Disabling SSLv3 to block Poodle

The new Poodle vulnerability lead me to disable SSLv3 on my Ubuntu server. I have TLS/SSL enabled on three services: apache2, exim4, and dovecot2. Each service required a different method to disable SSLv3.

Ubuntu uses configuration files split into small pieces. The method should apply to other distributions, although the configuration files may be arranged differently.

apache2

This was the simplest to disable. It only required a simple edit to /etc/apache2/mods-available/ssl.conf. It simply needs the addition of -SSLv3 to the existing SSLProtocol option.

SSLProtocol all -SSLv3

If the version in /etc/apache2/mods-enabled is not a symlink to this file you will have to edit /etc/apache2/mods-enabled/ssl.conf or convert it to a symlink. Check the configuration to ensure you haven’t overridden it in another file.

dovecot2

This took a little trying. The configuration file has two options which control the relevant SSL behavior. The old ssl_cipher_list option still works, but I found it disabled TLS versions before TLS1.2. The newer ssl_protocols option worked. It appears that they default the all option that is specified for apache2.

I keep edit local copies of the files so that distribution updates don’t break my configuration. The ssl.conf file is located in /etc/dovecot/conf.d. I copied this to ssl-local.conf and edited the copy. I specified the ssl_protocols option with both SSLv3 and SSLv2 disabled. This is a space separated list.

ssl_protocols = !SSLv3 !SSLv2

exim4

The Ubuntu implementation uses gnutls rather than openssl. The configuration options required are different than those for openssl. The tls_require_ciphers option controls TLS/SSL. I configure this in the main section ahead of the rest of the configuration.

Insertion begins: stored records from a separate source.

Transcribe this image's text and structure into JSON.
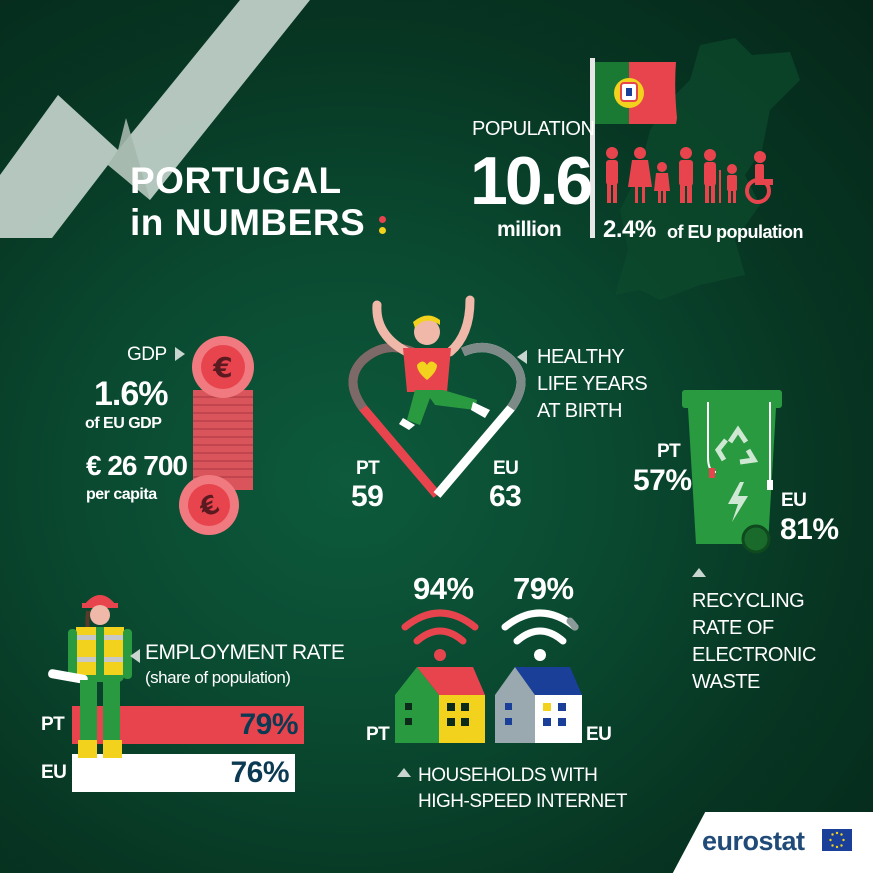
{
  "title": {
    "line1": "PORTUGAL",
    "line2_in": "in",
    "line2_rest": "NUMBERS"
  },
  "population": {
    "label": "POPULATION",
    "value": "10.6",
    "unit": "million",
    "eu_share": "2.4%",
    "eu_share_text": "of EU population"
  },
  "gdp": {
    "label": "GDP",
    "eu_share": "1.6%",
    "eu_share_text": "of EU GDP",
    "per_capita": "€ 26 700",
    "per_capita_text": "per capita"
  },
  "healthy_life_years": {
    "label_lines": [
      "HEALTHY",
      "LIFE YEARS",
      "AT BIRTH"
    ],
    "pt_label": "PT",
    "pt_value": "59",
    "eu_label": "EU",
    "eu_value": "63"
  },
  "recycling": {
    "label_lines": [
      "RECYCLING",
      "RATE OF",
      "ELECTRONIC",
      "WASTE"
    ],
    "pt_label": "PT",
    "pt_value": "57%",
    "eu_label": "EU",
    "eu_value": "81%"
  },
  "employment": {
    "label": "EMPLOYMENT RATE",
    "sublabel": "(share of population)",
    "pt_label": "PT",
    "pt_value": "79%",
    "pt_rate": 79,
    "eu_label": "EU",
    "eu_value": "76%",
    "eu_rate": 76
  },
  "internet": {
    "label_lines": [
      "HOUSEHOLDS WITH",
      "HIGH-SPEED INTERNET"
    ],
    "pt_label": "PT",
    "pt_value": "94%",
    "eu_label": "EU",
    "eu_value": "79%"
  },
  "branding": {
    "logo_text": "eurostat"
  },
  "colors": {
    "background": "#0a4a31",
    "accent_red": "#e8444e",
    "accent_green": "#2a9a40",
    "accent_yellow": "#f2d21c",
    "coin_pink": "#f07a7f",
    "eurostat_blue": "#204a78"
  },
  "icons": [
    "portugal-flag",
    "people-icons",
    "coin-stack",
    "jumping-person-heart",
    "recycling-bin",
    "worker",
    "wifi-houses",
    "eu-flag"
  ]
}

I use a split configuration with the main section broken out in /etc/exim/conf.d/main. My local options are specified in 00_local_config. If you use a single configuration file add the line before the first begin statement. Disabling SSLv3 was done by adding a new line.

tls_require_ciphers = SECURE128:-VERS-SSL3.0

If you use openssl, this statement may work but may only enable TLS1.2.

tls_require_ciphers = ALL:!ADH:+HIGH:+MEDIUM:-LOW:-SSLv2:-SSLv3:-EXP

Testing

I used the openssl s_connect utility to run my tests. I tested using versions -ssl3, -tls1, -tls1_1, and -tls1_2. The -ssl2 version is documented but not longer supported. The simplest tests were for the the secure protocols https, ssmtp, and imaps. (I have ssmtp enabled for testing.) The -quiet option shortens the output as failures are obvious. I used commands in the form.

echo | openssl s_client -quiet -connect : -<tls_flavor>

This results in commands like:

echo | openssl s_client -quiet -connect localhost:https -ssl3

To test -starttls connections (not applicable to http), use commands in this form. I tested smtp, and imap.

echo | openssl s_client -quiet -connect : -starttls

This results in commands like:

echo | openssl s_client -quiet -connect localhost:smtp -starttls smtp -ssl3

This test method should be applicable to all SSL/TLS connection. The -starttls option is documented to work with smtp, pop3, imap, ftp, and xmpp.

I redirected an empty echo command to the command to cause the connection to close immediately. For smtp, I used echo quit to close the connection cleanly.